Other familiar elements here include the odd-couple pairing between the cops played by Yue and Wong.
When Yue needs advice on how to rev up his skills so that he can make an impossibly tight corner, no prizes for guessing who takes on the Yoda-mentor role.
And then there are the driving-as-life metaphors which tend to be rather heavy-handed.
Where director Soi Cheang (Accident, 2009) excels is in his use of Hong Kong locations.
The city’s distinctive warren of narrow one-way streets is used to great effect when Cheung pursues Jiang down darkened alleys. And watch how Jiang slips out of the law’s grasp with some nifty driving.
Later on, there is an epic race-off as cars chase one another down twisty mountainous roads with hairpin turns and somehow, Jiang goes from being the pursued to the pursuer.

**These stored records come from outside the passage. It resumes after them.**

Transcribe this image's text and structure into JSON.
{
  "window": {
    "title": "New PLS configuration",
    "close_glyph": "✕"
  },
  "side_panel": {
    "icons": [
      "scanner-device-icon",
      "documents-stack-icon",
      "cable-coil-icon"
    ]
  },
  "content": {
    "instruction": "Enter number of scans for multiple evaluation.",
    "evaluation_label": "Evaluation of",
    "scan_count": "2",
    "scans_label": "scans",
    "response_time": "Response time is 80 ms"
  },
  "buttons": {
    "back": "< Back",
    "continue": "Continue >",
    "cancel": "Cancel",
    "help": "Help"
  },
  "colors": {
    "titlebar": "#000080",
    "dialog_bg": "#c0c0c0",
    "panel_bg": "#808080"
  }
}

The final showdown is cleverly set in a parking lot where columns restrict one’s line of sight and being able to drive fast is not quite as important as being skilled.
While the film might not be quite as fetishistic as, say, the Fast And Furious flicks, Cheang does manage to work in loving close-ups of sleek-looking mechanical parts pumping away smoothly and gauge needles swinging seductively.
Wong is reliably dependable as the older and wiser cop who has seen it all while there is not much for Yue, so good in Love In A Puff (2010), to do here but glower and look intense.
Guo (Summer Palace, 2006) adds gravitas to the role of Jiang but can only do so much with a thinly written character.
It is a pity that the story is rather bare and does not pack much in the way of surprises.
The female characters are also given short shrift and Barbie Hsu’s love-interest doctor is awkwardly superfluous.
But it is still satisfying to watch Cheung fulfil his destiny as a Jedi-knight driver and become one with the wheel.